Résultats à la loupe
Si les femmes possèdent des voies aériennes plus petites, la limitation de leur débit expiratoire n’est, contre toute attente, visiblement pas plus importante que celle de la gent masculine. Au contraire, elle l’est même moins. « C’est complètement novateur, précise Antoine Raberin. Car on postulait clairement le contraire au départ. » Donc, en moyenne, « les femmes ne présentent pas plus de limites mécaniques à la ventilation, poursuit le spécialiste, ce qui témoigne d’une bonne harmonie fonctionnelle entre capacité et demande ventilatoire à l’effort. » D’autres travaux ont cependant montré que des voies aériennes plus petites augmentaient les résistances à l’écoulement de l’air. Ce qui, dès lors, induit une fatigue accrue du diaphragme chez ces dames en altitude.
« La respiration compte pour 15% de notre dépense énergétique totale. Donc, en rendant la respiration plus efficace, on augmente la performance. »

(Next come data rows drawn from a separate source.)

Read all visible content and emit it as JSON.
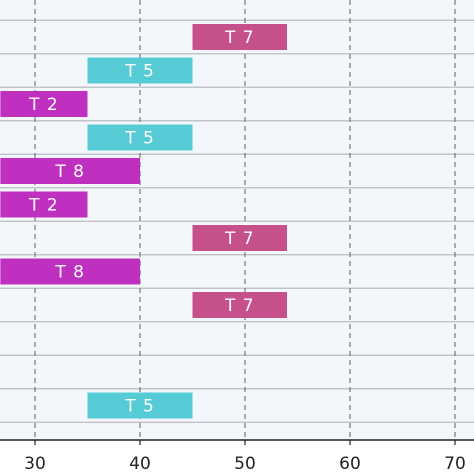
{
  "chart_data": {
    "type": "bar",
    "orientation": "horizontal",
    "title": "",
    "xlabel": "",
    "ylabel": "",
    "xlim": [
      26.7,
      72
    ],
    "x_ticks": [
      30,
      40,
      50,
      60,
      70
    ],
    "grid": {
      "vertical": "dashed",
      "horizontal": "solid"
    },
    "background": "#f3f6fa",
    "colors": {
      "T 2": "#c030c0",
      "T 5": "#55ccd5",
      "T 7": "#c5508a",
      "T 8": "#c030c0"
    },
    "rows": [
      {
        "label": "T 7",
        "start": 45,
        "end": 54
      },
      {
        "label": "T 5",
        "start": 35,
        "end": 45
      },
      {
        "label": "T 2",
        "start": 26.7,
        "end": 35
      },
      {
        "label": "T 5",
        "start": 35,
        "end": 45
      },
      {
        "label": "T 8",
        "start": 26.7,
        "end": 40
      },
      {
        "label": "T 2",
        "start": 26.7,
        "end": 35
      },
      {
        "label": "T 7",
        "start": 45,
        "end": 54
      },
      {
        "label": "T 8",
        "start": 26.7,
        "end": 40
      },
      {
        "label": "T 7",
        "start": 45,
        "end": 54
      },
      null,
      null,
      {
        "label": "T 5",
        "start": 35,
        "end": 45
      }
    ]
  }
}
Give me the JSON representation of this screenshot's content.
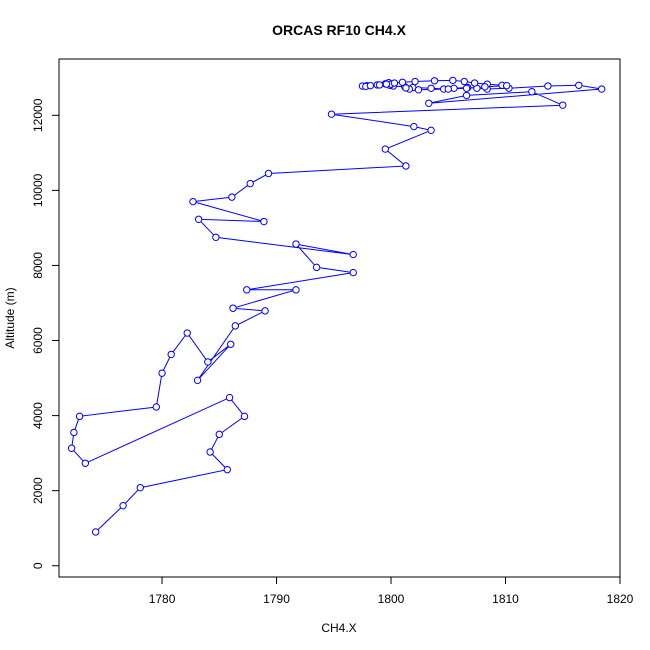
{
  "chart_data": {
    "type": "line",
    "title": "ORCAS RF10 CH4.X",
    "xlabel": "CH4.X",
    "ylabel": "Altitude (m)",
    "xlim": [
      1771,
      1820
    ],
    "ylim": [
      -300,
      13500
    ],
    "xticks": [
      1780,
      1790,
      1800,
      1810,
      1820
    ],
    "yticks": [
      0,
      2000,
      4000,
      6000,
      8000,
      10000,
      12000
    ],
    "series_color": "#0000ff",
    "markers": "open-circle",
    "grid": false,
    "legend": false,
    "series": [
      {
        "x": [
          1774.2,
          1776.6,
          1778.1,
          1785.7,
          1784.2,
          1785.0,
          1787.2,
          1785.9,
          1773.3,
          1772.1,
          1772.3,
          1772.8,
          1779.5,
          1780.0,
          1780.8,
          1782.2,
          1784.0,
          1786.0,
          1783.1,
          1786.4,
          1789.0,
          1786.2,
          1791.7,
          1787.4,
          1796.7,
          1793.5,
          1791.7,
          1796.7,
          1784.7,
          1783.2,
          1788.9,
          1782.7,
          1786.1,
          1787.7,
          1789.3,
          1801.3,
          1799.5,
          1803.5,
          1802.0,
          1794.8,
          1815.0,
          1812.3,
          1806.6,
          1803.3,
          1818.4,
          1816.4,
          1813.7,
          1810.3,
          1808.4,
          1807.5,
          1806.7,
          1805.5,
          1804.6,
          1803.5,
          1801.9,
          1801.2,
          1800.2,
          1799.9,
          1799.5,
          1799.8,
          1800.0,
          1798.8,
          1797.9,
          1797.5,
          1797.8,
          1798.2,
          1799.0,
          1799.6,
          1800.3,
          1801.0,
          1802.1,
          1803.8,
          1805.4,
          1806.4,
          1807.3,
          1808.4,
          1809.7,
          1810.1,
          1808.2,
          1806.6,
          1805.0,
          1802.4,
          1801.6,
          1801.3
        ],
        "y": [
          900,
          1600,
          2080,
          2560,
          3030,
          3500,
          3980,
          4480,
          2730,
          3130,
          3550,
          3980,
          4230,
          5130,
          5630,
          6200,
          5430,
          5900,
          4940,
          6390,
          6790,
          6860,
          7350,
          7350,
          7810,
          7950,
          8570,
          8290,
          8750,
          9230,
          9170,
          9700,
          9820,
          10180,
          10450,
          10650,
          11100,
          11600,
          11700,
          12030,
          12270,
          12630,
          12530,
          12320,
          12700,
          12800,
          12780,
          12720,
          12700,
          12720,
          12740,
          12720,
          12700,
          12720,
          12740,
          12760,
          12780,
          12800,
          12840,
          12870,
          12830,
          12810,
          12790,
          12780,
          12770,
          12790,
          12810,
          12830,
          12860,
          12880,
          12900,
          12920,
          12930,
          12900,
          12860,
          12830,
          12800,
          12790,
          12760,
          12720,
          12700,
          12680,
          12700,
          12730
        ]
      }
    ]
  }
}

Grégoire Millet, professeur associé à l’Institut des sciences du sport de l’UNIL
La recherche menée par le groupe de l’Issul a aussi permis de fournir de précieuses données sur l’hypoxémie. Un phénomène qui se manifeste par la diminution de l’oxygène dans le sang durant l’exercice et qui peut conduire à des troubles du rythme cardiaque, voire dans les cas plus graves à un coma ou un décès. Chez les hommes le sujet a largement été étudié. On sait que l’effet de l’entraînement en endurance accroît grandement le risque de développer de l’hypoxémie. Car « c’est une forme d’hyperadaptation à l’entraînement dans laquelle le système cardiovasculaire devient trop fort par rapport au système respiratoire, précise Antoine Raberin. En effet, à moins de s’y attarder de façon très spécifique, le système pulmonaire n’est pratiquement pas entraînable. » Pour les hommes non spécifiquement entraînés en endurance, on sait qu’en revanche le risque de développer de l’hypoxémie est nul. Mais alors qu’en est-il de la gent féminine ? Zone grise de la recherche, on a longtemps pensé que la logique devait être la même chez les femmes.
Grandes oubliées des sciences biomédicales
« C’est la première fois qu’on teste des femmes hypoxémiques en altitude », précise Antoine Raberin. En effet « les sciences biomédicales ont longtemps mis la femme de côté, estimant qu’il était trop compliqué de l’étudier à cause des variations de son cycle hormonal », complète Grégoire Millet. En 2022, seulement 35% des études en sciences du sport incluaient des femmes.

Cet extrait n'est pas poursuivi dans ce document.